039 オトナなOLと
寛容な姉さんはとても寛容なので、デートの翌日に一日めいっぱい奉仕するだけで許してくれたよ。
とても寛容だね。
という訳で夏休みだ。
やったぜエブリデイ。
夏休みというだけでなぞに浮かれてしまうちゃらんぽらん女子高生の私なのだった。
さて記念すべき夏休み三日目、昨日の名残で姉さんをキスで起こしたりというハプニングはありつつも、午前中はいたって平穏なものだった。
なにせ宿題しかしてない。
宿題先に終わらせる派の私にとって夏休み最初の数日はそういうものと決まっている。だからこそ姉さんとのご褒美デートにも価値があるというもので。
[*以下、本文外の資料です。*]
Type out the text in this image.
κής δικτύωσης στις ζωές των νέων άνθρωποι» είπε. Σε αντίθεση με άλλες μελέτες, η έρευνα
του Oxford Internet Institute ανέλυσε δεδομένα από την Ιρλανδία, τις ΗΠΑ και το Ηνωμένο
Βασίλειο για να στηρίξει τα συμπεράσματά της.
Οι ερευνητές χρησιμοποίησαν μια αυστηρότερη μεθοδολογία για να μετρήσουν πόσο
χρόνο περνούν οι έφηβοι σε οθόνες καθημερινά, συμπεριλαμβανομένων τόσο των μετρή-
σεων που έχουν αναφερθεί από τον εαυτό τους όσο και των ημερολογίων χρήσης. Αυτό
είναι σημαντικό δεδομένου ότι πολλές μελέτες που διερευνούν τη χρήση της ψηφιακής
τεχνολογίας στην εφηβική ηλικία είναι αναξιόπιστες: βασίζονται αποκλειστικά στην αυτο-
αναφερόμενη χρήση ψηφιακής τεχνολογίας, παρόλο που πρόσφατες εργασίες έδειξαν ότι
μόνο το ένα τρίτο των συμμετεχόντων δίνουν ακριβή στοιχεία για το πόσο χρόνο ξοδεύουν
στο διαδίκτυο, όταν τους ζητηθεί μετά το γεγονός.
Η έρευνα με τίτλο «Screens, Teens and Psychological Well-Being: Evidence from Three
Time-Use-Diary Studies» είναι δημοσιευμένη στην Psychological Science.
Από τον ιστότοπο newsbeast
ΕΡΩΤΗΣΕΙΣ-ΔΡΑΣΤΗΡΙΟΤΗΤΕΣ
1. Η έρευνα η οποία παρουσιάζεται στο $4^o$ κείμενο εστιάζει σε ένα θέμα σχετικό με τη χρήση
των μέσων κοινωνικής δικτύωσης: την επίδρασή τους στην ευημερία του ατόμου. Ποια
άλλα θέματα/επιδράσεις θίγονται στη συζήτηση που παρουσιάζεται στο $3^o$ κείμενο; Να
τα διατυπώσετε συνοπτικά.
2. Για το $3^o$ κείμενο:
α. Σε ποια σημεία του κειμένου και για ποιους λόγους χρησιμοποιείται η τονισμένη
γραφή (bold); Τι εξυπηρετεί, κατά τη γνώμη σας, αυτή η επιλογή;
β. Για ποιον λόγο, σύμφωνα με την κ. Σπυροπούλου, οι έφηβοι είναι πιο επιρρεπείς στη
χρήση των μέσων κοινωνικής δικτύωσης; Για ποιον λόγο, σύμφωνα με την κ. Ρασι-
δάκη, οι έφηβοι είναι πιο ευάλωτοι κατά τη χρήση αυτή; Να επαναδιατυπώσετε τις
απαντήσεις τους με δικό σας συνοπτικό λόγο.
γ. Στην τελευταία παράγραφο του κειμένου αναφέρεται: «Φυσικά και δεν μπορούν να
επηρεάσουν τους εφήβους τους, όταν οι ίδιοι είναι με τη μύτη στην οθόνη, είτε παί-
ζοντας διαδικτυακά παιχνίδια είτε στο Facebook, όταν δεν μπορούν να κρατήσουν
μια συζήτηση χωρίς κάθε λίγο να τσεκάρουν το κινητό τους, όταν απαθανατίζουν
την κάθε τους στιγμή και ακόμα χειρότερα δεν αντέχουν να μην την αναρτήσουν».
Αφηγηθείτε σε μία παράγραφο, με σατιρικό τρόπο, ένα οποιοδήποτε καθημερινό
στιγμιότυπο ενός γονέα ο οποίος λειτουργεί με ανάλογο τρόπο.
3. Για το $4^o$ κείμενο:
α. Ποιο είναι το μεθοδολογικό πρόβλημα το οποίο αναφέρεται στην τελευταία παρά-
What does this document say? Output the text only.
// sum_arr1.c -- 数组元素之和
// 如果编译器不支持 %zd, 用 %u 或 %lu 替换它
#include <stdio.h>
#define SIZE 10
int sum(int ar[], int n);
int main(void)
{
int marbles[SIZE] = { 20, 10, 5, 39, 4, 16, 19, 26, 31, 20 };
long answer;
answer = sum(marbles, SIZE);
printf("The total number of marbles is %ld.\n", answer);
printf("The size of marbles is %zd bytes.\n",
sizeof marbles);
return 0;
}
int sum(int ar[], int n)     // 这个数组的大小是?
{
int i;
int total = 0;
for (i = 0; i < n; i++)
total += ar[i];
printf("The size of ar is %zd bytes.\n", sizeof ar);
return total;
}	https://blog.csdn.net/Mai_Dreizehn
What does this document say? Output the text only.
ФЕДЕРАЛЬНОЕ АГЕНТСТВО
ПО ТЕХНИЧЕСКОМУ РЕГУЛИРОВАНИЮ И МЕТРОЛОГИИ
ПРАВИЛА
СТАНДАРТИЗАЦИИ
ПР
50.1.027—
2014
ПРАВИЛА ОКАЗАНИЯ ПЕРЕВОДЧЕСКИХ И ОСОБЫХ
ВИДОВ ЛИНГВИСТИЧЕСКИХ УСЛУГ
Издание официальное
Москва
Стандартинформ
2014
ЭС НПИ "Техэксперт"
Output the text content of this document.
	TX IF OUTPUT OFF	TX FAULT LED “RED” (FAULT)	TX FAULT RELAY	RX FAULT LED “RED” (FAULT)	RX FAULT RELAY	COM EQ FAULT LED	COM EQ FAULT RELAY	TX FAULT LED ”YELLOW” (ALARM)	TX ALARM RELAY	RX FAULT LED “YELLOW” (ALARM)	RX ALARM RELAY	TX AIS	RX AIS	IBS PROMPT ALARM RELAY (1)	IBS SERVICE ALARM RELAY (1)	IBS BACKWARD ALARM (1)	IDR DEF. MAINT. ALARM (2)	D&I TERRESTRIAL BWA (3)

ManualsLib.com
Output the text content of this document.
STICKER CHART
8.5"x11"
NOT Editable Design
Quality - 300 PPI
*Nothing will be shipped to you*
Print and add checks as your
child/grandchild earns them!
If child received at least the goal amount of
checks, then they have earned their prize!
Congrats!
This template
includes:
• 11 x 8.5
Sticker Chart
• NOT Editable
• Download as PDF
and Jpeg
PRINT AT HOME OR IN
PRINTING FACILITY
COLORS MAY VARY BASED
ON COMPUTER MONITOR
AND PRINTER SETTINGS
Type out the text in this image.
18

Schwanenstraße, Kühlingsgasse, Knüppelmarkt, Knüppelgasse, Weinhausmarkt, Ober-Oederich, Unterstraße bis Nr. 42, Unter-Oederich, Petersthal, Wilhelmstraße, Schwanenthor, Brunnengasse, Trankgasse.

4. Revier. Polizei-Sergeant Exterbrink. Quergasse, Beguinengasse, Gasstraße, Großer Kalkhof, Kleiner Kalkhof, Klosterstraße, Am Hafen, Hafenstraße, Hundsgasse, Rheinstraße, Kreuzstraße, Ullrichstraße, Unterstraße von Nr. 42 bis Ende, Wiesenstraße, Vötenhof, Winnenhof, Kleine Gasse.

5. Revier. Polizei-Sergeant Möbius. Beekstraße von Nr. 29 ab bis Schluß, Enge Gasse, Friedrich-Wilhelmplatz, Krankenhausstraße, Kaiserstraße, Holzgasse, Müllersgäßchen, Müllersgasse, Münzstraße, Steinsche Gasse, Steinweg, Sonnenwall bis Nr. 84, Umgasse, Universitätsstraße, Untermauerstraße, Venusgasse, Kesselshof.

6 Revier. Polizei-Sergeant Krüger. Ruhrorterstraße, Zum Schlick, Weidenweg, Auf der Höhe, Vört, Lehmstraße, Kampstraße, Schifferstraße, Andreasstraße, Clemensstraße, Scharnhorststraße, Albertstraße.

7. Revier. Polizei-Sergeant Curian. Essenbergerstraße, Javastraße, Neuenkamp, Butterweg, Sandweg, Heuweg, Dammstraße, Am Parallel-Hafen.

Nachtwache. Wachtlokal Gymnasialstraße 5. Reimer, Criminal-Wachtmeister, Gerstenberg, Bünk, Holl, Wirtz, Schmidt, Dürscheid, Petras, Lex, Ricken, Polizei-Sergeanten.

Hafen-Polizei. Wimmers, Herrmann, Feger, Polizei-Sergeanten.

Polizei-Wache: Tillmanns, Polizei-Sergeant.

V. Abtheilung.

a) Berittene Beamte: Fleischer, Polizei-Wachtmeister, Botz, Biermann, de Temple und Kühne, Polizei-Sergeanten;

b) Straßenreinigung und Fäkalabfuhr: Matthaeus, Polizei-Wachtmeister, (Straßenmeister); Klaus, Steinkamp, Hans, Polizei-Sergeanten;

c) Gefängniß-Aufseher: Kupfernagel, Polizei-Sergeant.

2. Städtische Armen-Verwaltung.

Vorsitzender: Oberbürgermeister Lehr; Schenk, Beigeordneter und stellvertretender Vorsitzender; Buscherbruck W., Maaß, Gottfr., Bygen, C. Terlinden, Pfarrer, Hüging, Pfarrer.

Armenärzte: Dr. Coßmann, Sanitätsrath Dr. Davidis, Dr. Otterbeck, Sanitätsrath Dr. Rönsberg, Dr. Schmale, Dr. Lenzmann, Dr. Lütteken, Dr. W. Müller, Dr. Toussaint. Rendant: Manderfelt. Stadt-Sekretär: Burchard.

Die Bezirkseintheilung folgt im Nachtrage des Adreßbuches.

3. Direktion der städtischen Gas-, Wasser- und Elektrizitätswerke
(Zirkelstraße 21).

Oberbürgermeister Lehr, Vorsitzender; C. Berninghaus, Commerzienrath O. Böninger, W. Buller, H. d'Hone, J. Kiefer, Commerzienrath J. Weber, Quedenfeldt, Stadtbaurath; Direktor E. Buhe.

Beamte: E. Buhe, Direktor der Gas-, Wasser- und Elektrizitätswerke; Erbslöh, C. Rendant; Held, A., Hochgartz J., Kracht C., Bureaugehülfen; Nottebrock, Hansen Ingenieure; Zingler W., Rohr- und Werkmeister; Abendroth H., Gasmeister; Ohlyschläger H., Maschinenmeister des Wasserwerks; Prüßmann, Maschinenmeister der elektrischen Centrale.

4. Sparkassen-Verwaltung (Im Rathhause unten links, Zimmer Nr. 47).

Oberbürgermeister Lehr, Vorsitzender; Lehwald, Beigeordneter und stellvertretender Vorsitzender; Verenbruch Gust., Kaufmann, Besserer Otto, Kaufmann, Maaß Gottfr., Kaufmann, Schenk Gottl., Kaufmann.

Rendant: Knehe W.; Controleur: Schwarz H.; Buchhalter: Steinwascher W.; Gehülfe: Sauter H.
いったん姉さんと息抜きしつつ、まあ午後もそんな感じかなと思っていると。
てろててろれん♪
どこからともなくコールミー。
見てみると、どうやら例のOLさん。
「ゆみは着信初期設定なのね」
「姉さんは違うの?」
「ユキノに教えてもらった曲よ」
「へぇへぇそうですかい。けっ」
御剣ユキノ―――姉さんの恋人だ。
ふてくされつつもなんとなくイヤホンを装着しているうちにコールが途切れる。
姉さんのなでなでにあっさり機嫌を取り直されながらもかけ直すと、ワンコールしない間に繋がった。
『ゆ゛み゛ぢゃ゛ん゛ん゛!!!』
「ひぇっ」
めちゃくちゃ泣いてる。
えんえんと泣いてる。
おーえるさんはがぶがぶないたよ。
「お、おねぇさんどうしたんですか?」
『あ゛い゛だい゛よ゛ぼぉ゛』
「ど、どうどうお姉さん。えっと」
「なあに?」
ちらっと視線を向けたらすぐに反応してくれる姉さん。
とりあえずただ事じゃなさそうだし外出することを伝えよう。
そうして口を開く私の耳のなかで、成人女性のギャン泣きがこだまする。
『ゆ゛み゛ぢゃ゛ん゛の゛ゔら゛ぎり゛も゛ん゛ん゛!』
てろれん♪
……通話が切れた。
裏切者?
いったいなにが……。
「えっと、姉さん。ちょっとお出かけしてくる」
「あらそう。行ってらっしゃい」
「行ってきます」
ちゅっとキスして、しっかりと支度を整えてからいざ出陣。
といってもどこにいるか分からないのでとりあえず自宅に急行することにする。今回は昼間だし、もし見られても変に思われることはないだろう。
ちなみにメッセージで呼びかけても返事はなかった。
本当にいったいどうしたのか……前回が前回だしあまり心配はないけど。
という訳でお姉さんの自宅。
オートロックの前でインターホンを鳴らすと、やや遅れて返事。
『はい、ってゆゆゆゆみちゃんッ!?なっ、ちょっ、なんでぇっ!?』
「呼ばれたので来ちゃいました」
『と、とりあえず上がって!あ、部屋分かる?案内しよか?』
「1103ですよね。だいじょぶですよー。鍵開けてくーださい」
『今開ける!』
うぃーむ。
鍵の開く音。
半球形のカメラにふりふりと手を振って扉をくぐる。
それからエレベーターに乗って11階へ。
行ってみると、見るからにさっき顔を洗ったなっていうお姉さんが、かろうじて寝ぐせだけ押さえつけましたっていう乱れた髪で待っていた。
しかもジャージ。
よれよれのやつ。明らかに着古してる。
かわいいかよ。
母性的なものをきゅっと掴まれていると、胸に『島崎』っていう刺繍があることに気がつく。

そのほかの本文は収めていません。